The initial breach that led to the sinkhole “appears” to have originated “from deficient sheet piling system and concrete cap” on the Horizon East side, a private engineering firm hired by Mayfair House wrote Nov. 20, 2020.
Although Mayfair made temporary repairs to the wall under the northeast side of its building, the engineering firm wrote in a report on July 1, 2021, that “it was still essential that Horizon East take steps to correct the potential unsafe condition” on Horizon East’s property, said Mayfair House attorney Louis Silber.

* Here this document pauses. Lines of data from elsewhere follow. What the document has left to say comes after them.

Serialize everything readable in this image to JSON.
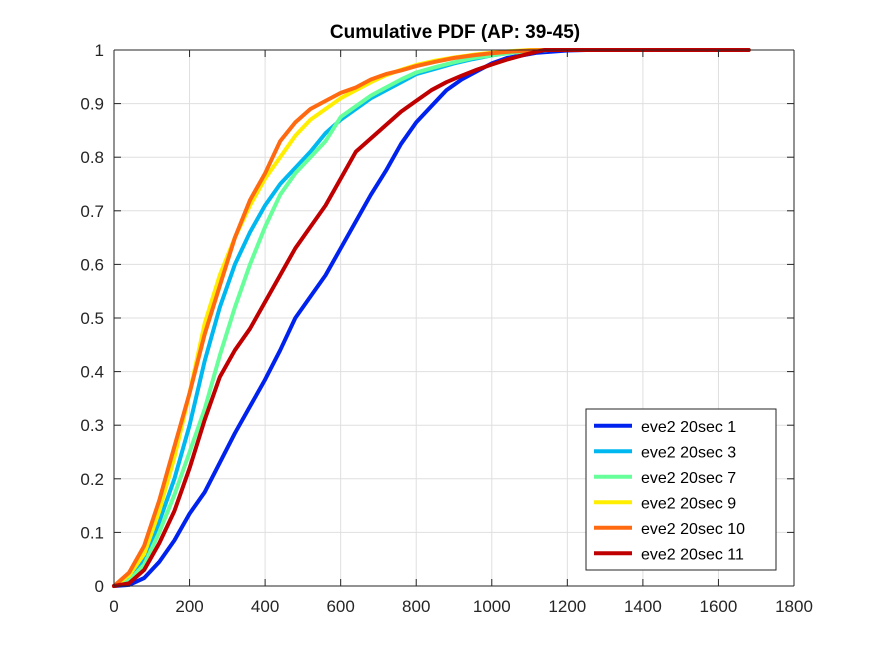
{
  "chart_data": {
    "type": "line",
    "title": "Cumulative PDF (AP: 39-45)",
    "xlabel": "",
    "ylabel": "",
    "xlim": [
      0,
      1800
    ],
    "ylim": [
      0,
      1
    ],
    "x_ticks": [
      0,
      200,
      400,
      600,
      800,
      1000,
      1200,
      1400,
      1600,
      1800
    ],
    "y_ticks": [
      0,
      0.1,
      0.2,
      0.3,
      0.4,
      0.5,
      0.6,
      0.7,
      0.8,
      0.9,
      1
    ],
    "grid": true,
    "legend_position": "bottom-right",
    "series": [
      {
        "name": "eve2 20sec 1",
        "color": "#0022ee",
        "x": [
          0,
          40,
          80,
          120,
          160,
          200,
          240,
          280,
          320,
          360,
          400,
          440,
          480,
          520,
          560,
          600,
          640,
          680,
          720,
          760,
          800,
          840,
          880,
          920,
          960,
          1000,
          1040,
          1080,
          1120,
          1160,
          1200,
          1250,
          1300,
          1400,
          1500,
          1600,
          1680
        ],
        "y": [
          0,
          0.002,
          0.015,
          0.045,
          0.085,
          0.135,
          0.175,
          0.23,
          0.285,
          0.335,
          0.385,
          0.44,
          0.5,
          0.54,
          0.58,
          0.63,
          0.68,
          0.73,
          0.775,
          0.825,
          0.865,
          0.895,
          0.925,
          0.945,
          0.96,
          0.975,
          0.985,
          0.99,
          0.995,
          0.997,
          0.999,
          1.0,
          1.0,
          1.0,
          1.0,
          1.0,
          1.0
        ]
      },
      {
        "name": "eve2 20sec 3",
        "color": "#00b8f0",
        "x": [
          0,
          40,
          80,
          120,
          160,
          200,
          240,
          280,
          320,
          360,
          400,
          440,
          480,
          520,
          560,
          600,
          640,
          680,
          720,
          760,
          800,
          850,
          900,
          950,
          1000,
          1050,
          1100,
          1150,
          1200,
          1300,
          1400,
          1500,
          1600,
          1680
        ],
        "y": [
          0,
          0.015,
          0.05,
          0.12,
          0.2,
          0.3,
          0.42,
          0.52,
          0.6,
          0.66,
          0.71,
          0.75,
          0.78,
          0.81,
          0.845,
          0.87,
          0.89,
          0.91,
          0.925,
          0.94,
          0.955,
          0.965,
          0.975,
          0.983,
          0.99,
          0.995,
          0.998,
          1.0,
          1.0,
          1.0,
          1.0,
          1.0,
          1.0,
          1.0
        ]
      },
      {
        "name": "eve2 20sec 7",
        "color": "#66ff99",
        "x": [
          0,
          40,
          80,
          120,
          160,
          200,
          240,
          280,
          320,
          360,
          400,
          440,
          480,
          520,
          560,
          600,
          640,
          680,
          720,
          760,
          800,
          850,
          900,
          950,
          1000,
          1050,
          1100,
          1150,
          1200,
          1300,
          1400,
          1500,
          1600,
          1680
        ],
        "y": [
          0,
          0.01,
          0.04,
          0.1,
          0.17,
          0.25,
          0.33,
          0.43,
          0.52,
          0.6,
          0.67,
          0.73,
          0.77,
          0.8,
          0.83,
          0.875,
          0.895,
          0.915,
          0.93,
          0.945,
          0.958,
          0.968,
          0.977,
          0.985,
          0.99,
          0.995,
          0.998,
          1.0,
          1.0,
          1.0,
          1.0,
          1.0,
          1.0,
          1.0
        ]
      },
      {
        "name": "eve2 20sec 9",
        "color": "#ffee00",
        "x": [
          0,
          40,
          80,
          120,
          160,
          200,
          240,
          280,
          320,
          360,
          400,
          440,
          480,
          520,
          560,
          600,
          640,
          680,
          720,
          760,
          800,
          850,
          900,
          950,
          1000,
          1050,
          1100,
          1150,
          1200,
          1300,
          1400,
          1500,
          1600,
          1680
        ],
        "y": [
          0,
          0.02,
          0.06,
          0.14,
          0.24,
          0.36,
          0.49,
          0.58,
          0.65,
          0.71,
          0.76,
          0.8,
          0.84,
          0.87,
          0.89,
          0.91,
          0.925,
          0.94,
          0.953,
          0.963,
          0.972,
          0.98,
          0.986,
          0.991,
          0.995,
          0.998,
          1.0,
          1.0,
          1.0,
          1.0,
          1.0,
          1.0,
          1.0,
          1.0
        ]
      },
      {
        "name": "eve2 20sec 10",
        "color": "#ff6a10",
        "x": [
          0,
          40,
          80,
          120,
          160,
          200,
          240,
          280,
          320,
          360,
          400,
          440,
          480,
          520,
          560,
          600,
          640,
          680,
          720,
          760,
          800,
          850,
          900,
          950,
          1000,
          1050,
          1100,
          1150,
          1200,
          1300,
          1400,
          1500,
          1600,
          1680
        ],
        "y": [
          0,
          0.025,
          0.075,
          0.16,
          0.26,
          0.36,
          0.47,
          0.56,
          0.65,
          0.72,
          0.77,
          0.83,
          0.865,
          0.89,
          0.905,
          0.92,
          0.93,
          0.945,
          0.955,
          0.962,
          0.97,
          0.978,
          0.985,
          0.99,
          0.994,
          0.997,
          0.999,
          1.0,
          1.0,
          1.0,
          1.0,
          1.0,
          1.0,
          1.0
        ]
      },
      {
        "name": "eve2 20sec 11",
        "color": "#c00000",
        "x": [
          0,
          40,
          80,
          120,
          160,
          200,
          240,
          280,
          320,
          360,
          400,
          440,
          480,
          520,
          560,
          600,
          640,
          680,
          720,
          760,
          800,
          840,
          880,
          920,
          960,
          1000,
          1040,
          1080,
          1120,
          1140,
          1200,
          1300,
          1400,
          1500,
          1600,
          1680
        ],
        "y": [
          0,
          0.005,
          0.03,
          0.08,
          0.14,
          0.22,
          0.31,
          0.39,
          0.44,
          0.48,
          0.53,
          0.58,
          0.63,
          0.67,
          0.71,
          0.76,
          0.81,
          0.835,
          0.86,
          0.885,
          0.905,
          0.925,
          0.94,
          0.952,
          0.963,
          0.973,
          0.982,
          0.99,
          0.997,
          1.0,
          1.0,
          1.0,
          1.0,
          1.0,
          1.0,
          1.0
        ]
      }
    ]
  }
}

“Without repairing this sea wall, this condition could lead to the eventual development of an imminent hazard to the north side of Mayfair’s oceanside building,” Silber wrote in a Jan. 20 letter to town officials summarizing the history of the erosion problem.
The Mayfair House engineer’s July 1 report, shared with town officials, was written just one week after the Champlain Towers collapse that killed 98 people in Surfside. On July 16, the town cited both condos for an “unsafe structure” related to the adjoining sea wall.
More than $80,000 in repairs were finally completed in mid-January and signed off on by town officials, but not before Horizon East board members complained about publicity over the erosion problems.
“The breach is fixed. There is nothing in danger here,’’ condo board member Steve Karp said in an interview before the magistrate’s hearing. “The building was never going to collapse. It’s in good shape. This is no Surfside.’’
The town still has an outstanding code enforcement case related to sea wall erosion against another condominium, La Pensee. On Dec. 22, a special magistrate agreed with the town code officer’s determination that the sea wall erosion violated the town code as “an unsafe structure.’’
La Pensee has a March 1 deadline to complete the repairs.